Дорогой мой Доходяга!
До чего же славно было вступить под промозглые, насквозь продуваемые своды Чейпелуэйта — когда после тряски в треклятой карете ноет каждая косточка, а раздувшийся мочевой пузырь требует немедленного облегчения, — и обнаружить у двери на фривольном столике из вишневого дерева письмо, надписанное твоими неподражаемыми каракулями! Даже не сомневайся, что я принялся их разбирать, едва позаботился о нуждах тела (в вычурно изукрашенной холодной уборной на первом этаже, где дыхание мое облачком повисало в воздухе).
Счастлив слышать, что легкие твои очистились от застарелых миазмов, и уверяю, что сочувствую твоей моральной дилемме — как следствию излечения. Недужный аболиционист, исцеленный под солнцем Флориды, этого оплота рабства! Тем не менее, Доходяга, прошу тебя как друг, тоже побывавший в долине теней, — позаботься о себе хорошенько и не смей возвращаться в Массачусетс, пока организм тебе не позволит. Что нам толку в твоем тонком уме и ядовитом пере, коли тело твое обратится во прах; и если южные области для тебя благотворны — есть в этом некая идеальная справедливость.
Да, особняк и впрямь роскошен — в точности таков, как убеждали меня душеприказчики моего кузена, — хотя и гораздо более зловещ. Стоит он на громадном мысе милях в трех к северу от Фалмута и в девяти милях к северу от Портленда. Позади него — около четырех акров земли, где царит живописнейшее запустение: тут тебе и можжевельники, и дикий виноград, и кустарники, и всевозможные вьюны захлестывают каменные изгороди, отделяющие усадьбу от городских владений.
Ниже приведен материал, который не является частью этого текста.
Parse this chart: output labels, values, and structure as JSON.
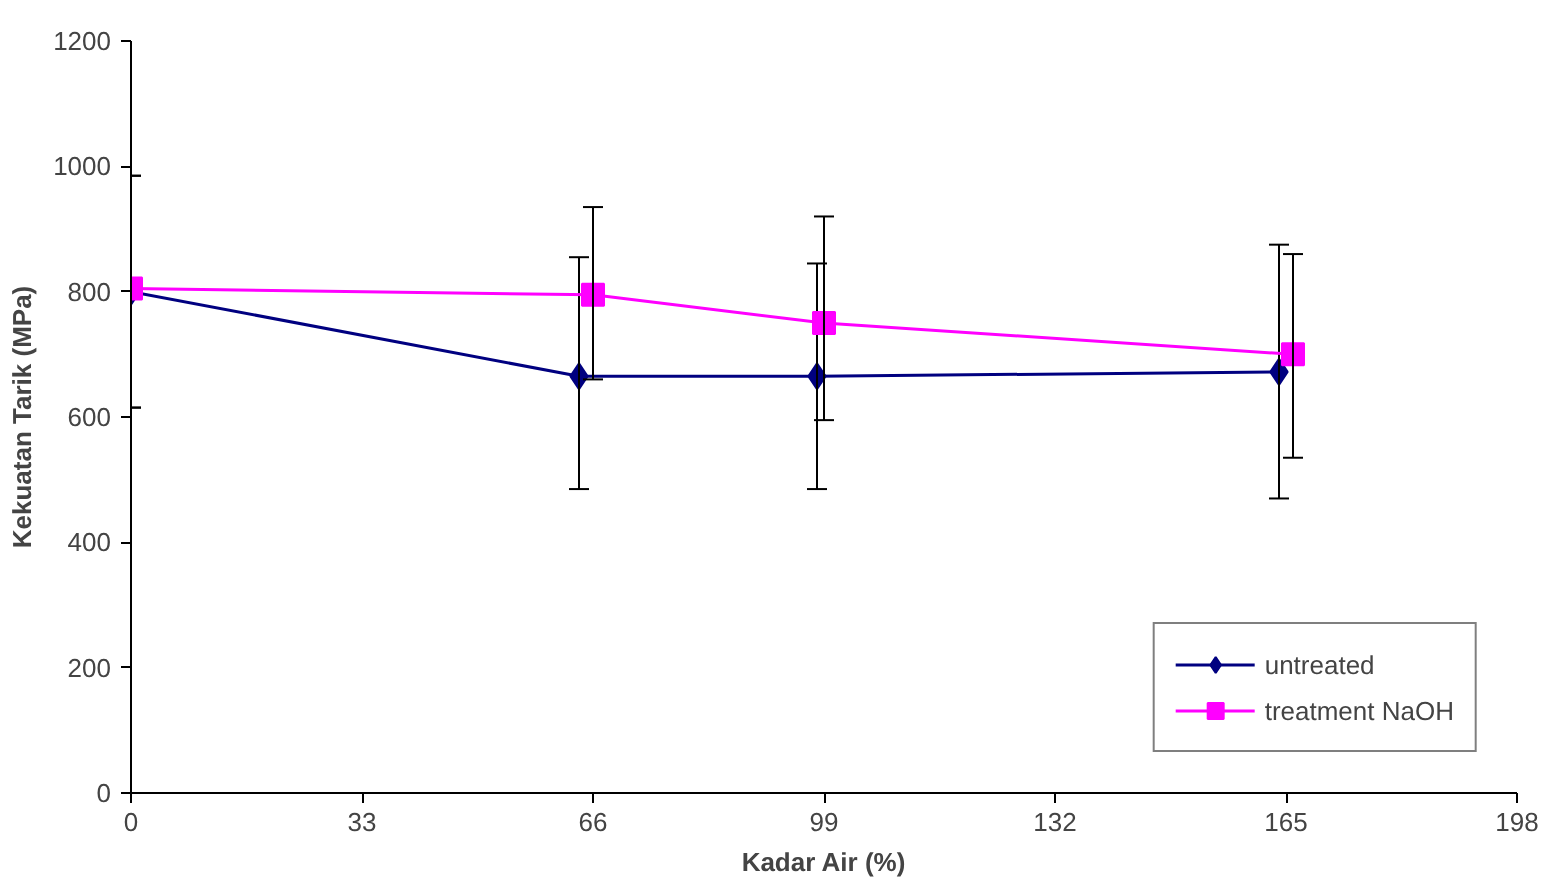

Кошмарные копии греческих статуй слепо пялятся сквозь обломки и мусор с вершины каждого холмика — того и гляди набросятся на одинокого путника, судя по их виду. Вкусы моего кузена Стивена, похоже, варьировались в самом широком диапазоне — от неприемлемого до откровенно кошмарного. Есть тут одна странноватая беседка, почти утонувшая в зарослях алого сумаха, и гротескные солнечные часы посреди того, что в прошлом, верно, было садом. Этакий завершающий сумасшедший штрих.
Но вид из гостиной с лихвой искупает все: глазам моим открывается головокружительное зрелище — скалы у подножия мыса Чейпелуэйт и самой Атлантики! На всю эту красоту выходит гигантское пузатое окно с выступом, а под ним притулился огромный, похожий на жабу секретер. А ведь отличное начало для романа, о котором я так долго (и наверняка занудно) рассказывал.
Сегодня день выдался пасмурным; случается, что и дождик брызнет. Гляжу в окно — мир словно карандашный эскиз: и скалы, древние и истертые, как само Время, и небо, и, конечно же, море, что обрушивается на гранитные клыки внизу со звуком, который не столько шум, сколько вибрация — даже сейчас, водя пером по бумаге, я ощущаю под ногами колыхание волн. И чувство это не то чтобы неприятно.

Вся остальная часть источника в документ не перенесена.